Using electronic computers, radio, radar, telephones, and other electronic communication devices, air route controllers, work at FAA air route traffic control centers. They work in semidarkness and unlike the tower controllers never see the aircraft they control except as blips or "targets" on their radarscopes. Work is demanding in most areas. Registration numbers of all airplanes under control as well as types, speeds, and altitudes are automatically displayed on the radarscope, but each aircraft must be closely monitored to avoid other aircraft. Controllers are employed at some twenty-one air route traffic control centers located throughout the country, and in Guam, Panama, and Puerto Rico.
Air Traffic Control Specialist at FAA Flight Service Stations:
These specialists render pre-flight, in-flight, and emergency assistance to pilots on request. They give information about actual weather conditions and forecasts for airports and flight paths, relay air traffic control instructions between controllers and pilots, assist pilots in emergency situations, and initiate searches for missing or overdue aircraft.

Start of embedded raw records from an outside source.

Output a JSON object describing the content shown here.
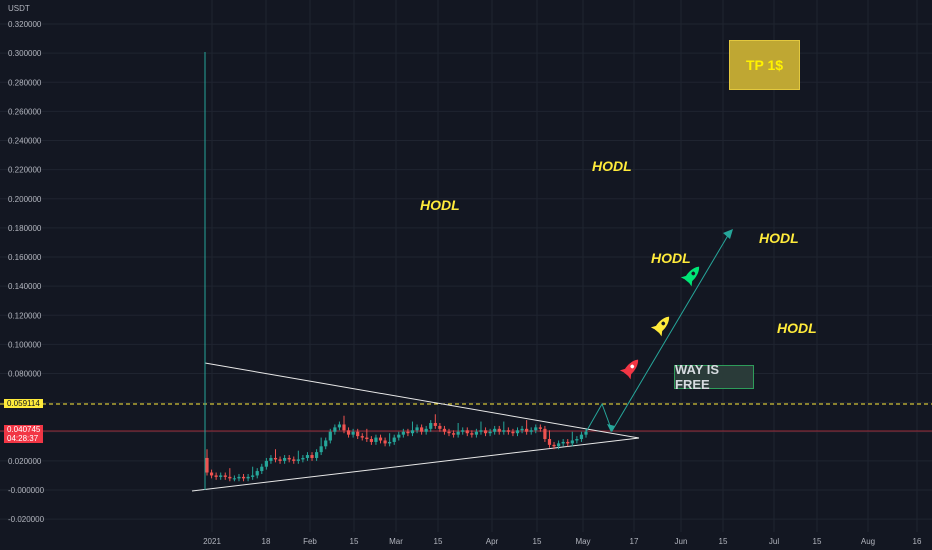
{
  "pair_unit": "USDT",
  "chart_data": {
    "type": "candlestick",
    "y_ticks": [
      "0.320000",
      "0.300000",
      "0.280000",
      "0.260000",
      "0.240000",
      "0.220000",
      "0.200000",
      "0.180000",
      "0.160000",
      "0.140000",
      "0.120000",
      "0.100000",
      "0.080000",
      "0.060000",
      "0.040000",
      "0.020000",
      "-0.000000",
      "-0.020000"
    ],
    "x_ticks": [
      "2021",
      "18",
      "Feb",
      "15",
      "Mar",
      "15",
      "Apr",
      "15",
      "May",
      "17",
      "Jun",
      "15",
      "Jul",
      "15",
      "Aug",
      "16"
    ],
    "ylim": [
      -0.028,
      0.33
    ],
    "listing_spike_high": 0.3,
    "price_line": {
      "value": "0.059114",
      "color": "#FFEB3B",
      "style": "dashed"
    },
    "last_price": {
      "value": "0.040745",
      "countdown": "04:28:37",
      "color": "#F23645"
    },
    "series": [
      {
        "name": "",
        "values": [
          0.012,
          0.01,
          0.009,
          0.01,
          0.009,
          0.008,
          0.008,
          0.009,
          0.008,
          0.009,
          0.01,
          0.013,
          0.016,
          0.02,
          0.022,
          0.021,
          0.02,
          0.022,
          0.021,
          0.02,
          0.021,
          0.022,
          0.024,
          0.022,
          0.026,
          0.03,
          0.034,
          0.04,
          0.043,
          0.045,
          0.041,
          0.038,
          0.04,
          0.037,
          0.036,
          0.035,
          0.033,
          0.036,
          0.034,
          0.032,
          0.033,
          0.036,
          0.038,
          0.04,
          0.039,
          0.041,
          0.043,
          0.04,
          0.042,
          0.046,
          0.044,
          0.042,
          0.04,
          0.039,
          0.038,
          0.04,
          0.041,
          0.039,
          0.038,
          0.04,
          0.041,
          0.039,
          0.04,
          0.042,
          0.04,
          0.041,
          0.04,
          0.039,
          0.041,
          0.042,
          0.04,
          0.041,
          0.043,
          0.042,
          0.035,
          0.031,
          0.03,
          0.032,
          0.033,
          0.032,
          0.034,
          0.035,
          0.038,
          0.04
        ]
      }
    ],
    "annotations": {
      "hodl_label": "HODL",
      "tp_label": "TP 1$",
      "way_label": "WAY IS FREE"
    }
  }
}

These specialists use telephones, radio, teletypewriters, and direction finding and radar equipment. They work shifts in offices close to communications equipment with forty hours being their normal workweek. The FAA flight service stations are found at nearly 300 airport locations throughout the United States, the Virgin Islands, and Puerto Rico.
Trainees are paid while they are learning their jobs, starting as a trainee in the flight service station and then advancing to assistant chief, deputy chief, or chief of the facility. A few positions at higher levels are available in FAA regional offices with administrative responsibilities over flight service stations in the area's jurisdiction.
It is not expected that the number of these specialists will increase as much as the jobs in other areas of air traffic control. With greater use of long distance telephones and other communications devices, flight service stations will serve larger areas. Nevertheless, these jobs will be more challenging as automation is more extensively introduced and they will become stepping-stones to air traffic controller careers in FAA airport traffic control towers and control centers.
Because studies show that the unique skills necessary for success as a controller diminish with age, the maximum age of thirty was established without exception for entry into a Federal Aviation Administration tower or center controller position.